Azure typically recommends you to use VMs which cost $450 or more per month within clusters like Service Fabric. Costs increase significantly when you grow to hundreds of VMs which can happen very fast. Using Arc, you can run workloads on very small VMs with 2 or 4 cores, and 8GB or 16GB RAM, which also have higher latency network connections. This can cost as little as $100 - $200 per VM per month, resulting in significant cost savings.

Whether you are using databases, NoSQL clusters, or VMs, we recommend using the smallest instance types available, and increase only what is necessary based on actual load. As an example, you maybe able to stay on an M10 cluster size with MongoDB, but only increase the disk size, because Disk I/O was detected as being too slow. Also, you maybe able to continue using a 2-core VM because only your memory usage increased, so you only had to upgrade to a VM with more memory allocated to it.

This is significantly more cost-effective than conventional recommendations from public cloud support personnel who typically advise using very large VMs when there are issues. They do this because conventional software is not optimized for cost effectiveness and performance, while Arc is.

 

We are a Research Company

Our mission is to advance data-driven Software Development by fundamentally reimagining it, leveraging decades of industry experience to transcend current limitations and challenges.

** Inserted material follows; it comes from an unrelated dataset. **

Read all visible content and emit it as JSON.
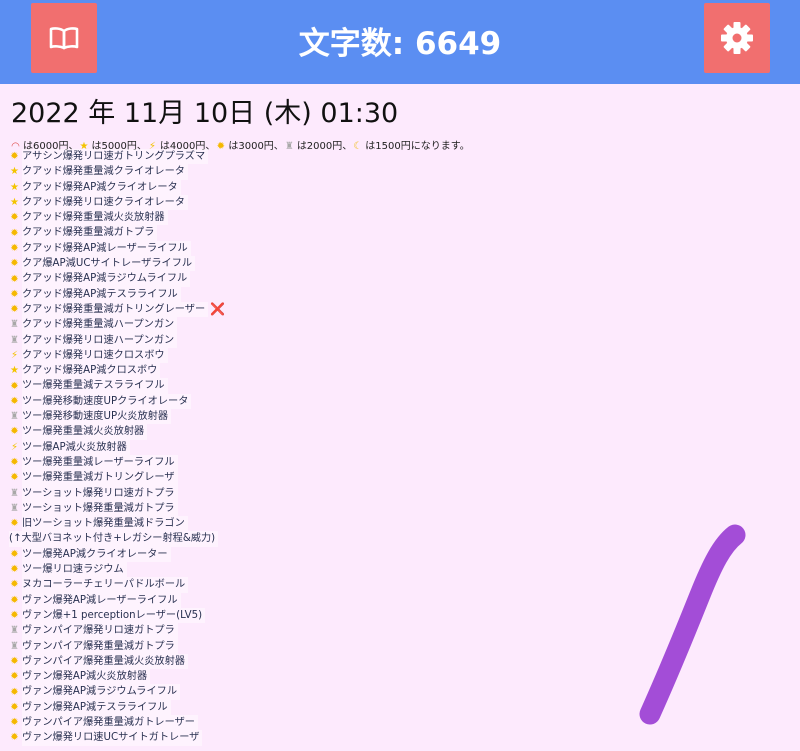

We will achieve this goal by offering reusable, industry-agnostic services and development tools designed with two key goals in mind: simplifying code and providing a robust foundation for all aspects of building data-driven applications. Our aim is to empower developers to focus on building the application rather than the infrastructure behind it.

Our Research focuses on continuous improvement in areas like Caching, Search, Data Access, Multi-threaded Programming, Programming Language Capabilities, Configuration Management, State Handling, and Logging.